Big Beat, big Pop: "Stay The Same" macht als gekonnte Fingerübung in Sachen radiokompatiblen Las Vegas-Rocks mächtig Spaß, zu dem auch der Kontrast von Cockers Gesangsarbeit zu den lieblichen, weiblichen Backing Vocals eine Menge beiträgt. Mit "Thankful" kommt wieder die Zeit für leise Töne.
Mit dem beschließenden "I Hope" präsentiert die Reibeisenstimme seinen einzigen Cover-Song, hier von den Dixie Chicks. Untermalt von Gospel-Klängen entlässt uns Joe aus seinem insgesamt kurzweiligen Blues- und Poprock-Gottesdienst.
Ein Komplett-Ausfall oder eine Total-Peinlichkeit fehlt auf "Hard Knocks". Das sah in der Vergangenheit schon ganz anders aus. Von bahnbrechenden Innovationen - aber wer hätte die schon erwartet - ebenfalls keine Spur.
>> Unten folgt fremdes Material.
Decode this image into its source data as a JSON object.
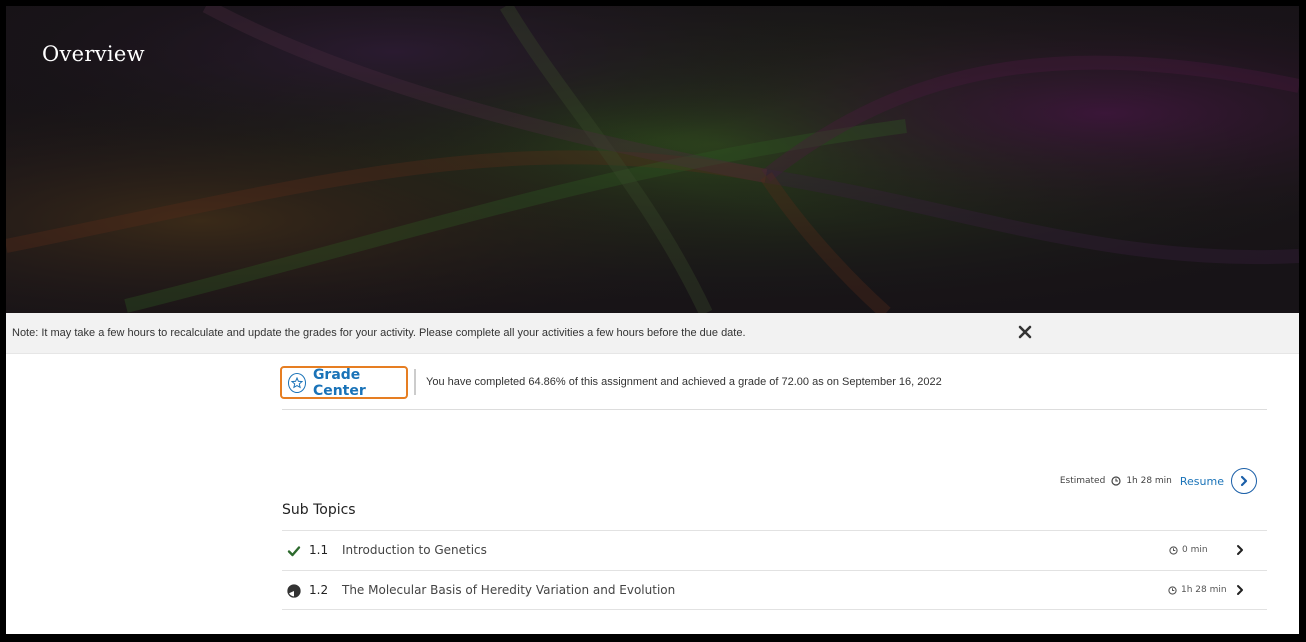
{
  "hero": {
    "title": "Overview"
  },
  "note": {
    "text": "Note: It may take a few hours to recalculate and update the grades for your activity. Please complete all your activities a few hours before the due date."
  },
  "grade": {
    "label": "Grade Center",
    "message": "You have completed 64.86% of this assignment and achieved a grade of 72.00 as on September 16, 2022"
  },
  "resume": {
    "estimated_label": "Estimated",
    "time": "1h 28 min",
    "link": "Resume"
  },
  "subtopics": {
    "title": "Sub Topics",
    "items": [
      {
        "number": "1.1",
        "name": "Introduction to Genetics",
        "time": "0 min",
        "status": "completed"
      },
      {
        "number": "1.2",
        "name": "The Molecular Basis of Heredity Variation and Evolution",
        "time": "1h 28 min",
        "status": "in-progress"
      }
    ]
  },
  "colors": {
    "accent": "#1a73b8",
    "highlight": "#e67e22"
  }
}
Dafür eine Menge gut abgehangene Schinken mit ordentlicher, oft gehaltvoller Würzung.
4 Kommentare
Eines der dämlichsten Coverfotos seit Jahren.
Ein Joe Cocker Album, mehr gibts dazu eigentlich nicht zu sagen, und das ist verdammt gut so.
ooch ich glaub ich hör da mal rein , die single war ja schon mal ganz überraschend nett.
auch wenn cocker garnicht so mein fall ist , aber die kritik reizt mich irgendwie dazu.
Leider nur 10 Tracks, aber diese 10 Tracks haben es in sich!!
Absolut zu empfehlen und eines seiner besten Alben!